At PixelCompute, we work seriously, but we also make time to relax and connect. Fun Fridays, turf sessions, and team lunches give us a break from screens and deadlines. These moments help us talk, laugh, and bond as a team.
They’re not just add-ons or "perks". They actually help us recharge. When you come back to work, you feel more focused, more motivated, and more connected to the people you’re building things with.
That balance makes a big difference. We care about the work we do, but we also enjoy the journey - and that’s what keeps the energy high every day.
After training, it was time to work on something real. That’s when I started working on Neeto, a SaaS product used by actual businesses.
This was the phase where everything I had learned finally came together. I wasn’t just practicing anymore; I was building real features with the team.
One thing was made very clear from the start: ownership matters. If you work on a feature, it’s yours. You’re responsible for how it’s built, how it behaves, and how it’s maintained.

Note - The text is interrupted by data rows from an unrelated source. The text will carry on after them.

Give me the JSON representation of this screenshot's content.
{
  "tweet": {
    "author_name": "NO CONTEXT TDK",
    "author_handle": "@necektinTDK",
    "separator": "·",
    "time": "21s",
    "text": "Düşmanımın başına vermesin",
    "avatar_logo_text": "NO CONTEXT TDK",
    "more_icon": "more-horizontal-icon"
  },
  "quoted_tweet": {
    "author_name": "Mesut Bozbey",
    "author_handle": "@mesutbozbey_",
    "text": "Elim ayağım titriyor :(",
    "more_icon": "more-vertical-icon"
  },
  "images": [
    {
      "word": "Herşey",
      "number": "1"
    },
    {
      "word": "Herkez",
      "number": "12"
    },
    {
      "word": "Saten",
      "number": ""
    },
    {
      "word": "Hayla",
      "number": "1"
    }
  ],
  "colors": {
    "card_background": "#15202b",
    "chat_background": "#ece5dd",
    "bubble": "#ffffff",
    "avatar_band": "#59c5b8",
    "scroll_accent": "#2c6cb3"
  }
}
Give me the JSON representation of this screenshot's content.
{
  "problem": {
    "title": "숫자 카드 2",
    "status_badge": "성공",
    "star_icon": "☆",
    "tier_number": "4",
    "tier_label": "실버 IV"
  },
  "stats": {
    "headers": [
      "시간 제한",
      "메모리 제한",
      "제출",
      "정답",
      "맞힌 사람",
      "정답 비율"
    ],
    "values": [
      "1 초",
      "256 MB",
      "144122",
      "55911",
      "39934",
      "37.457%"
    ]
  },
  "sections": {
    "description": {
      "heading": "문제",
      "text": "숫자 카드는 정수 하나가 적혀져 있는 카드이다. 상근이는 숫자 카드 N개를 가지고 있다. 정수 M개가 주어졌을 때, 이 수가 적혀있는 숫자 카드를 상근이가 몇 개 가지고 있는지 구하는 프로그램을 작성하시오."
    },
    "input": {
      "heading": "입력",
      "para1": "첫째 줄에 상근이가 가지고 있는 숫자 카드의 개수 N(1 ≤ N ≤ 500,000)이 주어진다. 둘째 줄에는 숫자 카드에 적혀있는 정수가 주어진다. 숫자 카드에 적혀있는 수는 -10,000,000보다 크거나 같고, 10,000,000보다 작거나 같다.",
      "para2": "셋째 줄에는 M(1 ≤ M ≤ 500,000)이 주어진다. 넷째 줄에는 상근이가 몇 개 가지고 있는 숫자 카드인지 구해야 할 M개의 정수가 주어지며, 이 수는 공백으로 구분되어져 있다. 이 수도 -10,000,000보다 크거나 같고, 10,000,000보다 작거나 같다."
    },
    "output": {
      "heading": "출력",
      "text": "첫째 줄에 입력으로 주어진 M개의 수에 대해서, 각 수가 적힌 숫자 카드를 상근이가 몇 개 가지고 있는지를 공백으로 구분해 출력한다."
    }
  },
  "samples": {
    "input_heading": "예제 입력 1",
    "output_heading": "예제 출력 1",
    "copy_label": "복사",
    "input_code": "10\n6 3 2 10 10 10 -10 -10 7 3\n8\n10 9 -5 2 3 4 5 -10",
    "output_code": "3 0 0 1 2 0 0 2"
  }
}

That responsibility changes your mindset. You stop thinking in terms of "just finishing the task" and start caring about quality, edge cases, and long-term impact. You test more, think deeper, and try to get every detail right.
When you know your work actually matters, you automatically start building things differently.
2025 was full of firsts for me:
My first interview
My first work email
My first client email - something I had only imagined before, like seeing my name on a real Fortune 50 company domain
My first flight
My first turf sessions and team lunches
Along with these, there were many small firsts that quietly shaped how I think, work, and grow today.
2025 changed me in ways I didn’t expect.
I started the year with mostly theoretical knowledge and a lot of self-doubt. By the end of it, I had worked on real products, written better code, and felt more confident as a developer.
The nervous student who gave an interview in February became someone who could contribute to real work by December.
But more than the skills, what mattered most was the environment. Being around people who want to learn, who give honest feedback, and who support you when you’re stuck makes growth much faster.
PixelCompute didn’t just give me my first work experience. It gave me the confidence to believe that I belong here.
There’s still a lot to learn and a long way to go, and that’s exactly what excites me.
As I step into 2026, I’m carrying more than just technical skills. I’m carrying confidence, momentum, and the motivation to keep improving.
The foundation is set. Good habits are in place. And the excitement to learn and build hasn’t gone away; it’s actually grown stronger.
I’m looking forward to building products that matter, writing better code, and taking on bigger challenges with the team. There’s still a long way to go, and that’s what makes it exciting.
2025 was the beginning. 2026 is where I build on everything I've learned and become the developer I've always wanted to be.